Again, as I think I stated in the context of the tomb that was my first post, that I've learned just as much if not more about myself that about my wife in all of these recent events.
I've found over the last few days that I am really invested in my wife's relationship experience with J (as I'll refer to him).
She went to visit him again Monday, after minimal talking, over the weekend, and I was just as concerned as she was that he was not weirded out or what not. I still haven't talked to him, and A (as I'll refer to my wife) has been really wanting me to go play cards with him or do something with him. But the last thing that I wanted to do was go play a poker game with a bunch of folks, yet not being able to talk with him personally about things that were imperative to say to him.
I told her that the first time I hang out with him I need to have her there with us so we can all talk about this together, place everything on the table, and then move from there.
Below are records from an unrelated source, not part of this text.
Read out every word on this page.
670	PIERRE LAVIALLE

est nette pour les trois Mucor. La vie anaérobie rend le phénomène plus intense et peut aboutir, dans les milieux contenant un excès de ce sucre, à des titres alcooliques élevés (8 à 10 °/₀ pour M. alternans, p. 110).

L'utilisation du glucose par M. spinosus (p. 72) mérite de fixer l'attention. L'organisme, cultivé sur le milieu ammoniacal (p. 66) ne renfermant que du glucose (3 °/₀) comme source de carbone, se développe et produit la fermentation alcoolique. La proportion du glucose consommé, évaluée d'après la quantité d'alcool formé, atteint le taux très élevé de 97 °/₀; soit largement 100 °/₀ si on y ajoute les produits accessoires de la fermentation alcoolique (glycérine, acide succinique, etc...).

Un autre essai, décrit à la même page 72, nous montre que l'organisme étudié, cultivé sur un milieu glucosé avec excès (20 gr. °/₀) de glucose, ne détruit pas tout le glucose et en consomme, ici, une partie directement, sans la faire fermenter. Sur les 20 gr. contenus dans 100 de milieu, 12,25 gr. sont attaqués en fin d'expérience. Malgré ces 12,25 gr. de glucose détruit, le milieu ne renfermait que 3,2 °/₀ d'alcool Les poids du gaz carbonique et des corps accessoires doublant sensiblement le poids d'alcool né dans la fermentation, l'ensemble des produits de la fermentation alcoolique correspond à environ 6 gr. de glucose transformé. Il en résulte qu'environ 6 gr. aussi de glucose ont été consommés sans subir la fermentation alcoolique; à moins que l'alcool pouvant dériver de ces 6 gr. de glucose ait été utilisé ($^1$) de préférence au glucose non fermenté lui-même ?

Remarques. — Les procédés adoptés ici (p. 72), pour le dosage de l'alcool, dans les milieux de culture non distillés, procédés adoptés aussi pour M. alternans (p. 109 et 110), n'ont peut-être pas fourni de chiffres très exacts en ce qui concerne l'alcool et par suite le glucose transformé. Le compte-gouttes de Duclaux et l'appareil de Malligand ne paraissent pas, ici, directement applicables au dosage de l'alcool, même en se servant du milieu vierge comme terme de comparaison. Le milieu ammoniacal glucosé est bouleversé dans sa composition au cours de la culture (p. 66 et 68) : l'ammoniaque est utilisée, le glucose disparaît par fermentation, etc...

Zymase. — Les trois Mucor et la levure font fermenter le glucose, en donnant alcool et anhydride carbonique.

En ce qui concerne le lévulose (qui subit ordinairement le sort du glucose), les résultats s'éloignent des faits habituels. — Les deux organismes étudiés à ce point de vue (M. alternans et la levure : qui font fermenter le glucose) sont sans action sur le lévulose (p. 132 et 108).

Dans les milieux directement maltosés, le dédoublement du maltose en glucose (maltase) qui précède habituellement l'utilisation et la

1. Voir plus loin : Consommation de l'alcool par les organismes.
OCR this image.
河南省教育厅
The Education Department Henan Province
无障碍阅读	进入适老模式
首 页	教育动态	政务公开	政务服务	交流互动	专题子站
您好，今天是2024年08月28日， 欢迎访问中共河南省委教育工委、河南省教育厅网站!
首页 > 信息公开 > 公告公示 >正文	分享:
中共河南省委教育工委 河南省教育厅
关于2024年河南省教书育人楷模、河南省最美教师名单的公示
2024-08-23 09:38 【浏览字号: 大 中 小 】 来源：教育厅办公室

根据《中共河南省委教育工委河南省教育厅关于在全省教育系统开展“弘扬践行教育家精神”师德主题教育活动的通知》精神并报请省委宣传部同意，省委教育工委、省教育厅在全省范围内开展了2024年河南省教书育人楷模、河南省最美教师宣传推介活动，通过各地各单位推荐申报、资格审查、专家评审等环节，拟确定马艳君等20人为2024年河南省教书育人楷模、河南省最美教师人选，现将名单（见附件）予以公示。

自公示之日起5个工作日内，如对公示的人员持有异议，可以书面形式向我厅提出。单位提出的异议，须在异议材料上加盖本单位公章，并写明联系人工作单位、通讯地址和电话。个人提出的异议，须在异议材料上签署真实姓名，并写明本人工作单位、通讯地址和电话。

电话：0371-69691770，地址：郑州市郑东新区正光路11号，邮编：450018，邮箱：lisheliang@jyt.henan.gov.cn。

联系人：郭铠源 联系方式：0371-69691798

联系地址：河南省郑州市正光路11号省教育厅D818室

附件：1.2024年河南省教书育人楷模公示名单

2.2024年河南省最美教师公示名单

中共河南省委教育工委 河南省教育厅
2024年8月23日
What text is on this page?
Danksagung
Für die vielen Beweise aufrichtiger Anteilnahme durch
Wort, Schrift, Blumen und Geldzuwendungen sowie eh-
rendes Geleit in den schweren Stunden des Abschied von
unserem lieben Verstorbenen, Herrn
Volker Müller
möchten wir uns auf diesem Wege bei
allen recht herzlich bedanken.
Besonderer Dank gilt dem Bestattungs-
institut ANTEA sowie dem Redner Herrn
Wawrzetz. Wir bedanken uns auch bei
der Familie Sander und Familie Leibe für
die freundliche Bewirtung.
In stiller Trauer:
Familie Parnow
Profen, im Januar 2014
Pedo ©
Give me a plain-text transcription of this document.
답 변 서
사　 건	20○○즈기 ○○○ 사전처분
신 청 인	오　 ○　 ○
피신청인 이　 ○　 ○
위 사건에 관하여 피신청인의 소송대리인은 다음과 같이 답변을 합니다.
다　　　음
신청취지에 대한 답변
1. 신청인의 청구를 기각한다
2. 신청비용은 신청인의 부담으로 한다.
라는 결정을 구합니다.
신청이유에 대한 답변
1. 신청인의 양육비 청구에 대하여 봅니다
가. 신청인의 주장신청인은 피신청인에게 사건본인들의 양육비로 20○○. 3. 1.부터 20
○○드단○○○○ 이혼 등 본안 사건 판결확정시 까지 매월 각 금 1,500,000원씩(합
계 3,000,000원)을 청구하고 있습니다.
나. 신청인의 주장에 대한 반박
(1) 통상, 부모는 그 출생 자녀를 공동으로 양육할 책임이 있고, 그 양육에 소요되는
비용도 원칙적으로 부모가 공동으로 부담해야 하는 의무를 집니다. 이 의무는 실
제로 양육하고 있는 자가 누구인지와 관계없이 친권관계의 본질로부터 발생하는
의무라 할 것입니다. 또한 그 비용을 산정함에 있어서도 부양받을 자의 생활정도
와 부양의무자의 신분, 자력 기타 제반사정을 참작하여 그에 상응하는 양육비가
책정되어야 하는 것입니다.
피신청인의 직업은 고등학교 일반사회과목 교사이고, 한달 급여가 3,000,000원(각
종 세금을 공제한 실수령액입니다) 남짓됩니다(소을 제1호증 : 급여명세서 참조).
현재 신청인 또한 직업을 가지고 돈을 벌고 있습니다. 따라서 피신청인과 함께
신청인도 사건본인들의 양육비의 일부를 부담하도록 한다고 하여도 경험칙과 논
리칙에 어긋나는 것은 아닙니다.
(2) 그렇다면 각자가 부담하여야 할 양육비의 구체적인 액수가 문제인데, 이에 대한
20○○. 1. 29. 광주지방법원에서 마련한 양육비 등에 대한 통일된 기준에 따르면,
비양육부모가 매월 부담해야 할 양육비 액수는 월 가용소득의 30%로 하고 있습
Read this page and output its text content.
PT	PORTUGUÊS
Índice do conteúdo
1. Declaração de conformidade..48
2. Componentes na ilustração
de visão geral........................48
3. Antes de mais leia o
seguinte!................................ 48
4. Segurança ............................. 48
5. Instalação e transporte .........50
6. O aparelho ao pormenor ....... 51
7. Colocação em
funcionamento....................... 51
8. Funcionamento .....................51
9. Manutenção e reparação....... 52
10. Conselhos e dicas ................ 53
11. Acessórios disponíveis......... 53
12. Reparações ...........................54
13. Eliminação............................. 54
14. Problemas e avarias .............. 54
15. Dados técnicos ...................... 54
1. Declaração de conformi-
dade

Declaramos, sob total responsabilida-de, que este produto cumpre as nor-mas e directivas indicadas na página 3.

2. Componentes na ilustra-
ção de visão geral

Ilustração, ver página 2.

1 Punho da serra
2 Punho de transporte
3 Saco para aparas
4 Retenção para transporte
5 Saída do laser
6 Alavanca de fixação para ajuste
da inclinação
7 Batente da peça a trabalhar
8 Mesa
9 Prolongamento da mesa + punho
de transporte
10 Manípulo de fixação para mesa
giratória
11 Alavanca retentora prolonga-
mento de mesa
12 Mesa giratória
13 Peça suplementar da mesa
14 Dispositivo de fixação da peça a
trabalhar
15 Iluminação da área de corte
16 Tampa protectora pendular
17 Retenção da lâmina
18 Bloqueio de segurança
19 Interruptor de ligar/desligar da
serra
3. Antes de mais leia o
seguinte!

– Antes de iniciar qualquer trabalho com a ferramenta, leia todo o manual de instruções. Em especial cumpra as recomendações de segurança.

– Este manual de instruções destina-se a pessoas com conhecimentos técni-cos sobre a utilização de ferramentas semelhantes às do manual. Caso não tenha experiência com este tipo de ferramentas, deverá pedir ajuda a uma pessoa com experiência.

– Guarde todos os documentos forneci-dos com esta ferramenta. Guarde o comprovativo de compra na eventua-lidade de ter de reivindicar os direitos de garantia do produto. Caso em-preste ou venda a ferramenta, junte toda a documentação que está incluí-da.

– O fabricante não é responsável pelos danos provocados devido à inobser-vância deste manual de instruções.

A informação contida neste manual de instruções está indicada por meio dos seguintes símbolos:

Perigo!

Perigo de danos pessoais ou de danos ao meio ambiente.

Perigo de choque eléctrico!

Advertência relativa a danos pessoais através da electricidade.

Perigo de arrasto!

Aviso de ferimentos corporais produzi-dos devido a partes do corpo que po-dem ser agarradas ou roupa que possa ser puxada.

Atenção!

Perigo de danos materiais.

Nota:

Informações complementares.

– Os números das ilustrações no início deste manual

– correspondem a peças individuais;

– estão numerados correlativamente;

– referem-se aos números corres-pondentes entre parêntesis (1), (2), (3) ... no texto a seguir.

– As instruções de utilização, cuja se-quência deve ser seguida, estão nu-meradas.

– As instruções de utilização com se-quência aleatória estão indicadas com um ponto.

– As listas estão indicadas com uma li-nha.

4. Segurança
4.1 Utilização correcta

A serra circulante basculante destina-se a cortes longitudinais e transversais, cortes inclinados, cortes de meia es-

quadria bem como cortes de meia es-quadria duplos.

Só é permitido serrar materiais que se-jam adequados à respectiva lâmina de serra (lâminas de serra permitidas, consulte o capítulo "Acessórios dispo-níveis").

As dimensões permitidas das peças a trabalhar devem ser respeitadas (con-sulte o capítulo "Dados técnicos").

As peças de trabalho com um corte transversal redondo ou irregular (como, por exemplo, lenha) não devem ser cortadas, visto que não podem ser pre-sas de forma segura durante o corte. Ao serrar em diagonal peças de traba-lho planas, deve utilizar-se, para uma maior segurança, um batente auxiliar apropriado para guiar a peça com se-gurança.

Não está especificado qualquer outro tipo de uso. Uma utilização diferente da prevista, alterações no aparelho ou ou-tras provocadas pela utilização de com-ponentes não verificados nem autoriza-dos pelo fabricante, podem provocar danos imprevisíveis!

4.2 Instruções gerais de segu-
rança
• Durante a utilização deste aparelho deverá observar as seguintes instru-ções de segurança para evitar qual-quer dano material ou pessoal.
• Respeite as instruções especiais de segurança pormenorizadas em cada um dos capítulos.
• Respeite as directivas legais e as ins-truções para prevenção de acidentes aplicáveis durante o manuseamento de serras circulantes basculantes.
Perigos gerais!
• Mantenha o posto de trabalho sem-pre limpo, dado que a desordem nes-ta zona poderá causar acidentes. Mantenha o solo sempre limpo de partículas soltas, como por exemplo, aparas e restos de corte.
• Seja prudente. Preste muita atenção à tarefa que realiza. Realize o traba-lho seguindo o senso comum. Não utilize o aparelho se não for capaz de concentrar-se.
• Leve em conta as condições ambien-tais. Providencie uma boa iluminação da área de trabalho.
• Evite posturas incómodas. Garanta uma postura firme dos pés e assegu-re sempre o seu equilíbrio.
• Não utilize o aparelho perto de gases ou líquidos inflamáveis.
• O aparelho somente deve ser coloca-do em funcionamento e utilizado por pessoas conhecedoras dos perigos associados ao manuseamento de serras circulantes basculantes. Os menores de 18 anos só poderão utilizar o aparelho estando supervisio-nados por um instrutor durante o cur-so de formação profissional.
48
We're supposed to do this friday evening, and honestly, I wish it was tonight so that it wouldn't still be on my mind. However, when A said she'd arrange it and be present, an instant layer of awkwardness was removed from my perceived future discussion with J.
I got out of the house last night, and while all I did was watch a movie with two friends (non-couple) of ours in a living room, the time was well spent.
Still haven't talked to someone else in person about this, and I'm not sure how I will approach it with anyone that already knows A and I because I don't want them to be weirded out.